“Arizona was a revelation to me,” says New England native Nancy Kravetz, describing her reaction the first time she saw “a palo verde tree, exotic cacti, the desert colors, sunsets and rock formations – the whole visual landscape.” She and her husband, Bob, a semi-retired gastroenterologist, and their three sons have lived in the Valley since the mid-’60s.
A woman of many talents (keep reading!) Nancy’s artistic bent manifested itself early on. Her parents, recognizing her budding aptitude, arranged for instruction in oil painting. Nonetheless, and typical of the times, Nancy majored in education (a path “strongly suggested” by family members), in anticipation of becoming a teacher or working in the field of fashion design. At that point, she says painting was not a priority.

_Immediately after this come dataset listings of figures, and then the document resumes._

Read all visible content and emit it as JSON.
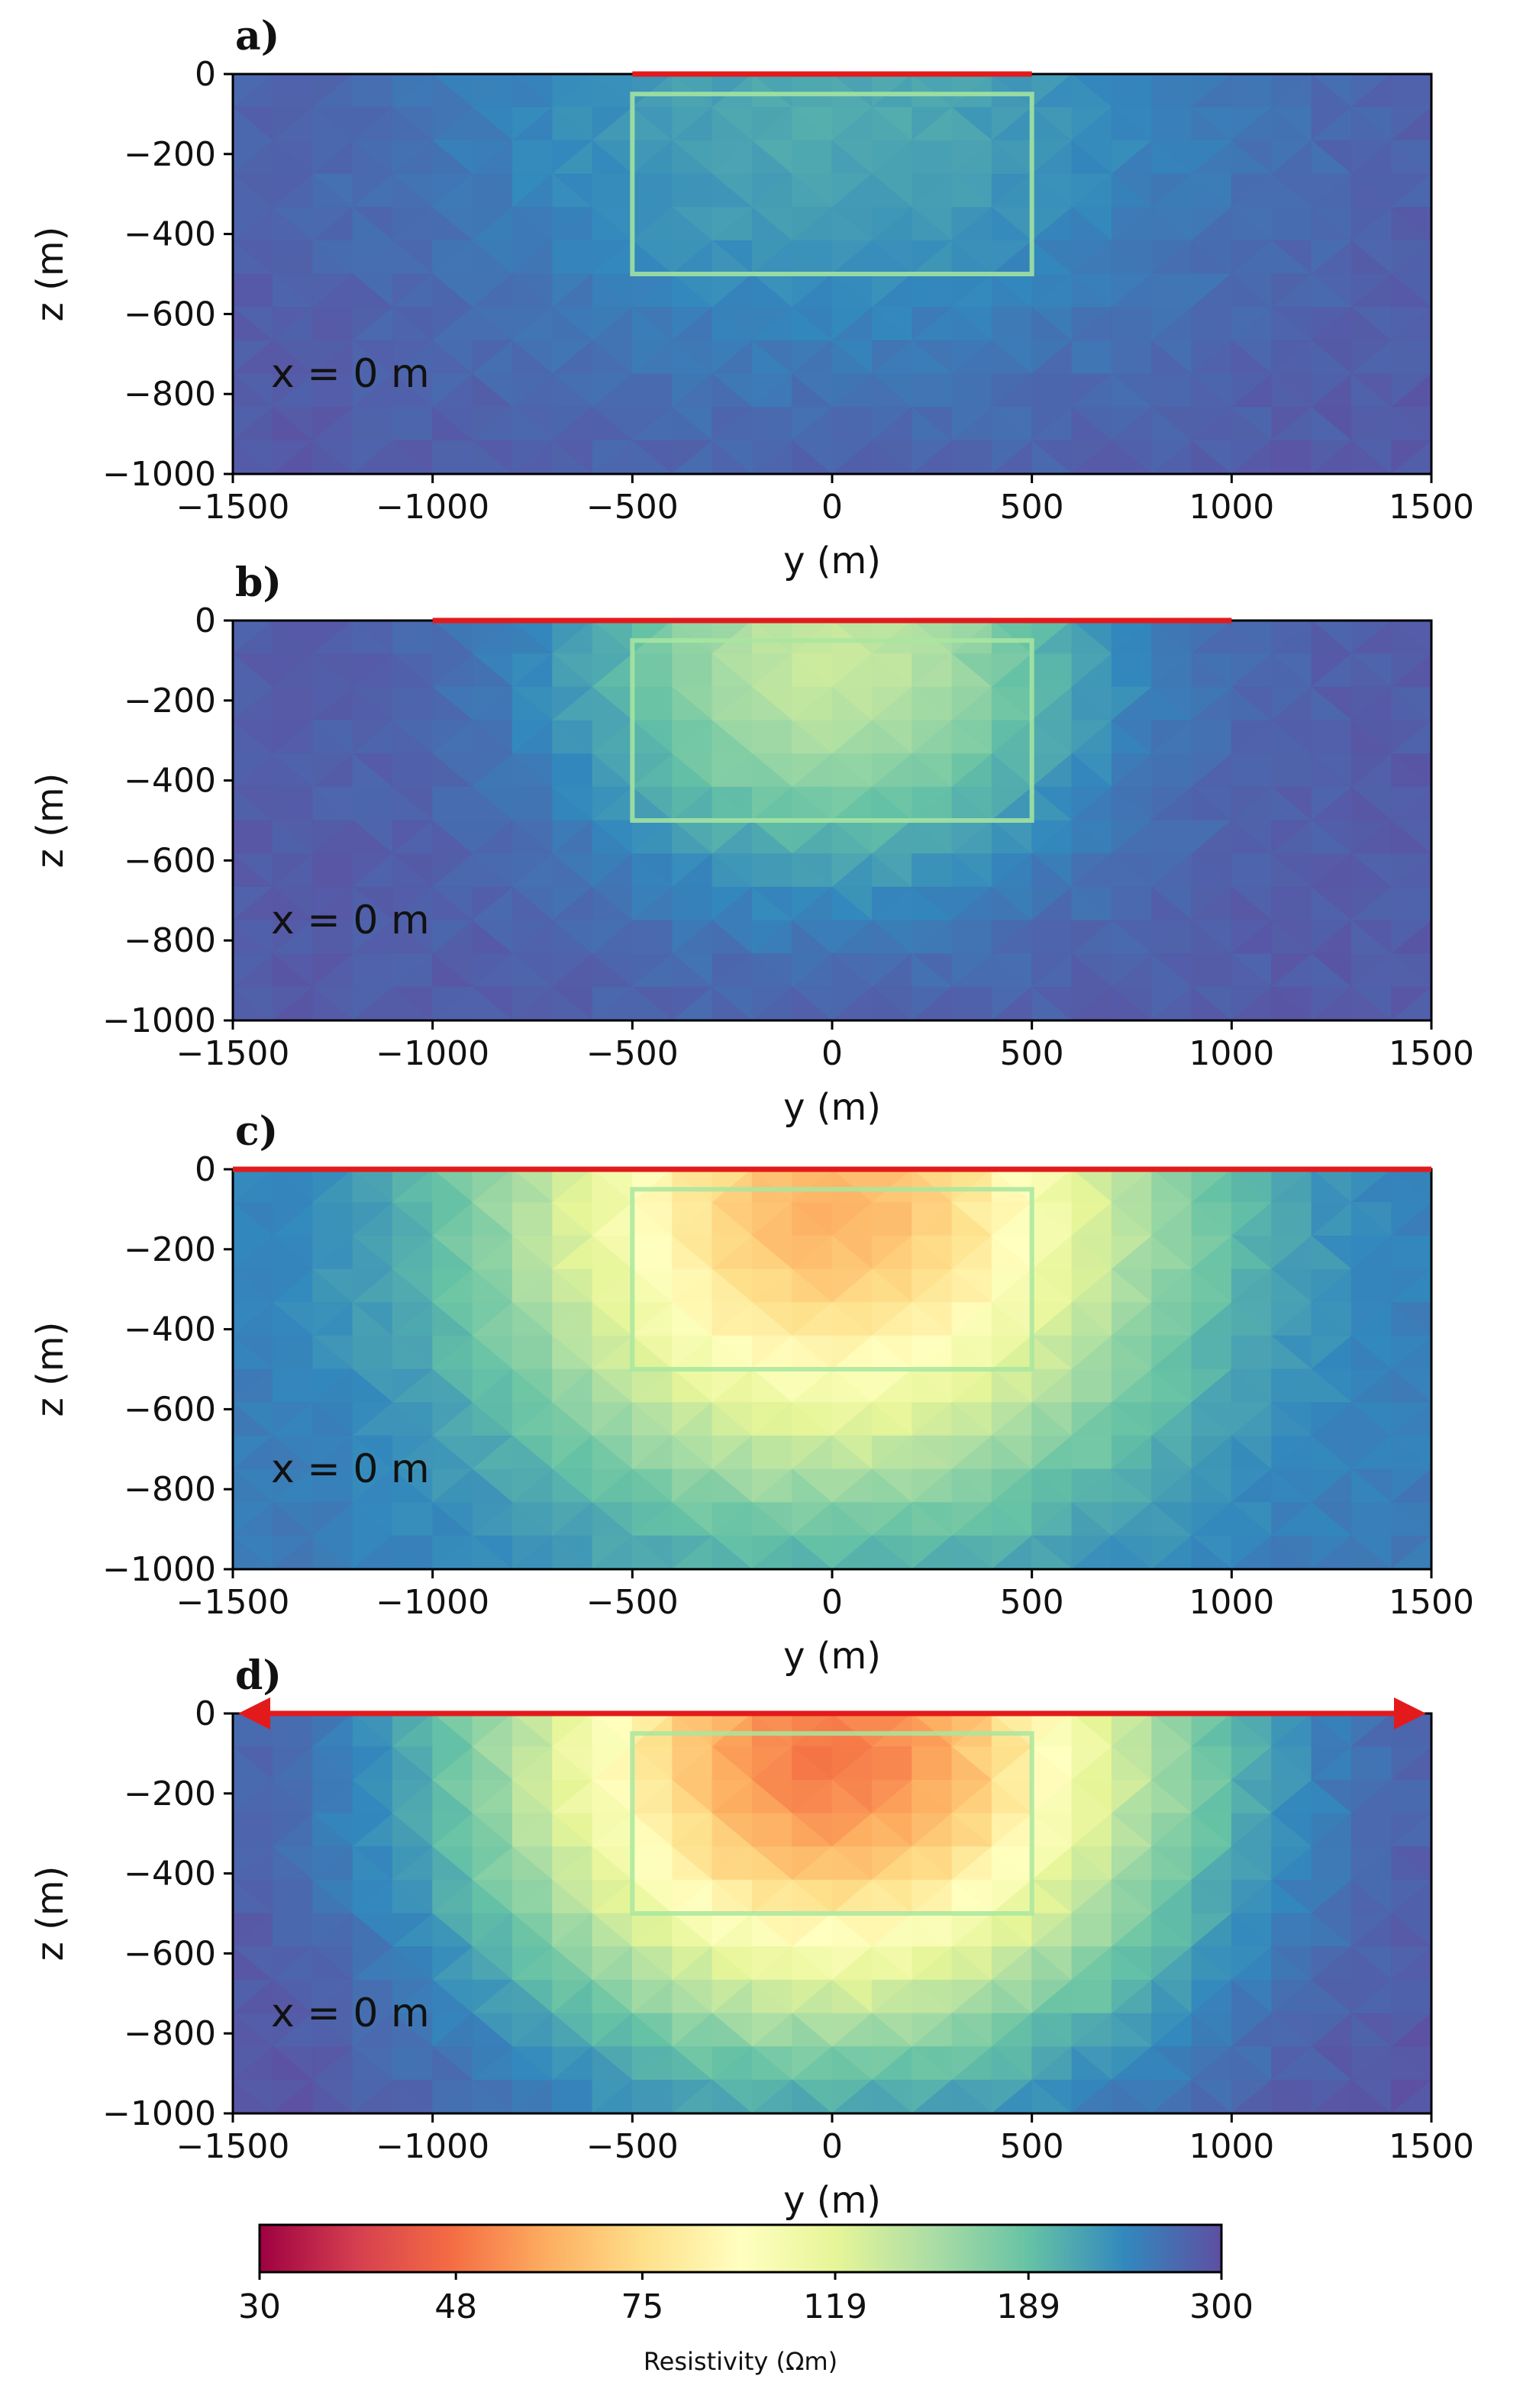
{
  "figure": {
    "colors": {
      "outline": "#a8e6a0",
      "array": "#e31a1c",
      "frame": "#000000",
      "background": "#ffffff"
    }
  },
  "chart_data": [
    {
      "type": "heatmap",
      "panel_label": "a)",
      "xlabel": "y (m)",
      "ylabel": "z (m)",
      "xlim": [
        -1500,
        1500
      ],
      "ylim": [
        -1000,
        0
      ],
      "xticks": [
        -1500,
        -1000,
        -500,
        0,
        500,
        1000,
        1500
      ],
      "yticks": [
        0,
        -200,
        -400,
        -600,
        -800,
        -1000
      ],
      "xtick_labels": [
        "−1500",
        "−1000",
        "−500",
        "0",
        "500",
        "1000",
        "1500"
      ],
      "ytick_labels": [
        "0",
        "−200",
        "−400",
        "−600",
        "−800",
        "−1000"
      ],
      "annotation": "x = 0 m",
      "target_box": {
        "y": [
          -500,
          500
        ],
        "z": [
          -500,
          -50
        ]
      },
      "array_line": {
        "y": [
          -500,
          500
        ],
        "z": 0,
        "arrows": false
      },
      "anomaly": {
        "center_y": 0,
        "center_z": -100,
        "peak_resistivity": 210,
        "background_resistivity": 290,
        "radius_y": 1300,
        "radius_z": 850
      }
    },
    {
      "type": "heatmap",
      "panel_label": "b)",
      "xlabel": "y (m)",
      "ylabel": "z (m)",
      "xlim": [
        -1500,
        1500
      ],
      "ylim": [
        -1000,
        0
      ],
      "xticks": [
        -1500,
        -1000,
        -500,
        0,
        500,
        1000,
        1500
      ],
      "yticks": [
        0,
        -200,
        -400,
        -600,
        -800,
        -1000
      ],
      "xtick_labels": [
        "−1500",
        "−1000",
        "−500",
        "0",
        "500",
        "1000",
        "1500"
      ],
      "ytick_labels": [
        "0",
        "−200",
        "−400",
        "−600",
        "−800",
        "−1000"
      ],
      "annotation": "x = 0 m",
      "target_box": {
        "y": [
          -500,
          500
        ],
        "z": [
          -500,
          -50
        ]
      },
      "array_line": {
        "y": [
          -1000,
          1000
        ],
        "z": 0,
        "arrows": false
      },
      "anomaly": {
        "center_y": 0,
        "center_z": -100,
        "peak_resistivity": 135,
        "background_resistivity": 285,
        "radius_y": 800,
        "radius_z": 650
      }
    },
    {
      "type": "heatmap",
      "panel_label": "c)",
      "xlabel": "y (m)",
      "ylabel": "z (m)",
      "xlim": [
        -1500,
        1500
      ],
      "ylim": [
        -1000,
        0
      ],
      "xticks": [
        -1500,
        -1000,
        -500,
        0,
        500,
        1000,
        1500
      ],
      "yticks": [
        0,
        -200,
        -400,
        -600,
        -800,
        -1000
      ],
      "xtick_labels": [
        "−1500",
        "−1000",
        "−500",
        "0",
        "500",
        "1000",
        "1500"
      ],
      "ytick_labels": [
        "0",
        "−200",
        "−400",
        "−600",
        "−800",
        "−1000"
      ],
      "annotation": "x = 0 m",
      "target_box": {
        "y": [
          -500,
          500
        ],
        "z": [
          -500,
          -50
        ]
      },
      "array_line": {
        "y": [
          -1500,
          1500
        ],
        "z": 0,
        "arrows": false
      },
      "anomaly": {
        "center_y": 0,
        "center_z": -100,
        "peak_resistivity": 62,
        "background_resistivity": 255,
        "radius_y": 1000,
        "radius_z": 850
      }
    },
    {
      "type": "heatmap",
      "panel_label": "d)",
      "xlabel": "y (m)",
      "ylabel": "z (m)",
      "xlim": [
        -1500,
        1500
      ],
      "ylim": [
        -1000,
        0
      ],
      "xticks": [
        -1500,
        -1000,
        -500,
        0,
        500,
        1000,
        1500
      ],
      "yticks": [
        0,
        -200,
        -400,
        -600,
        -800,
        -1000
      ],
      "xtick_labels": [
        "−1500",
        "−1000",
        "−500",
        "0",
        "500",
        "1000",
        "1500"
      ],
      "ytick_labels": [
        "0",
        "−200",
        "−400",
        "−600",
        "−800",
        "−1000"
      ],
      "annotation": "x = 0 m",
      "target_box": {
        "y": [
          -500,
          500
        ],
        "z": [
          -500,
          -50
        ]
      },
      "array_line": {
        "y": [
          -1500,
          1500
        ],
        "z": 0,
        "arrows": true
      },
      "anomaly": {
        "center_y": 0,
        "center_z": -100,
        "peak_resistivity": 50,
        "background_resistivity": 298,
        "radius_y": 1050,
        "radius_z": 880
      }
    }
  ],
  "colorbar": {
    "label": "Resistivity (Ωm)",
    "scale": "log",
    "range": [
      30,
      300
    ],
    "ticks": [
      30,
      48,
      75,
      119,
      189,
      300
    ],
    "tick_labels": [
      "30",
      "48",
      "75",
      "119",
      "189",
      "300"
    ],
    "colormap": "Spectral",
    "colormap_stops": [
      "#9e0142",
      "#d53e4f",
      "#f46d43",
      "#fdae61",
      "#fee08b",
      "#ffffbf",
      "#e6f598",
      "#abdda4",
      "#66c2a5",
      "#3288bd",
      "#5e4fa2"
    ]
  }
}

But after attending Simmons College in Boston and earning a Bachelor of Science degree from Temple University in Philadelphia, getting married, starting a family and moving to Arizona, she returned to art, studying with local artists Don Ruffin and Dorothy Fratt, and attending calligraphy classes at Arizona State University. Gaining expertise in a variety of different media, Nancy “settled in,” finding her own voice in contemporary art. “Abstraction,” she explains, “is the way I express myself simply by using color and form. I can look at something and see the essence of design. My colors relate to what I see and feel.”
Encouraged by her instructors to exhibit, Nancy’s entries were accepted for showing at local festivals. “That was the time I had to determine a monetary value for my work,” she recalls. “Until then I never even thought of putting a price on anything!” Her first sale, at a Phoenix Art Museum biennial, was to a local bank – and after that, she says with a smile, “I entered everything!” Along the way she earned numerous ribbons at the Maricopa County Fairs and exhibited statewide, eventually converting a sun-filled section of the family’s north central home patio “into my space,” she says. “It’s small and perfect for me – with air-conditioning!” Not long ago, a piece was purchased by U.S. Bank for its private collection.
“Much of my output is rooted in nature and comes from visual and emotional reactions to what I see and feel. And the subtle and impressive changes in light, shadows and colors related to the time of day, seasons and weather add to the elements that find expression in many of my paintings, watercolors and collages.”
“I try to choose general titles,” Nancy explains, “so that viewers will feel free to experience the art with their own interpretations.”
Most recently Nancy’s work was highlighted in an early autumn one-woman show, “Inspired by Nature,” at the Shemer Art Center on Camelback Road. “My family nudged me,” she acknowledges, “and I thought, ‘if not now – when?”
The Shemer board approved the show after seeing samples of her work. According to Shemer program manager Pamela Coste, “Nancy’s works exude peace and calm and are wonderful. It was special to have her show here – especially in conjunction with a celebration of her 80th birthday. We loved working with her.”
“My husband initially wasn’t a fan of modern art,” Nancy shares. “He preferred realism. It took him time to come around, but now he is my best advocate. And my three boys, Michael, Jeffrey and David, and my daughters-in-law all are proud of their mom!”
David credits his mother as the inspiration for his very successful Fairytale Brownie enterprise. It is her recipe that is used for the kosher delicacies that have become an international favorite. “They always are in my freezer,” Nancy says. (Full disclosure: I took some home with me after our visit!)
The Kravetzes are members of Beth El Congregation and longtime supporters of the Bureau of Jewish Education and Jewish Federation of Greater Phoenix.
For the past 10 years a cabin in Prescott “surrounded by national forest land and abundant Ponderosa pines” provides “lots of quality time with our children and six grandchildren,” Nancy says.
Several years ago, Nancy recalls, she took a break from her easel and wrote a family history, Remember Me to the Little Ones. And she and Bob have traveled extensively, always with sketch pad and watercolors at hand, to sites that continue to inspire her. Now, she says, she is painting full time while doing more reading, traveling and updating the family history.
“Emerging” is a hot word in the art world, according to a recent article in AARP magazine, so artists “of a certain age” who continue to produce interesting work are being referred to as “re-emerging.” This surely defines Nancy Kravetz.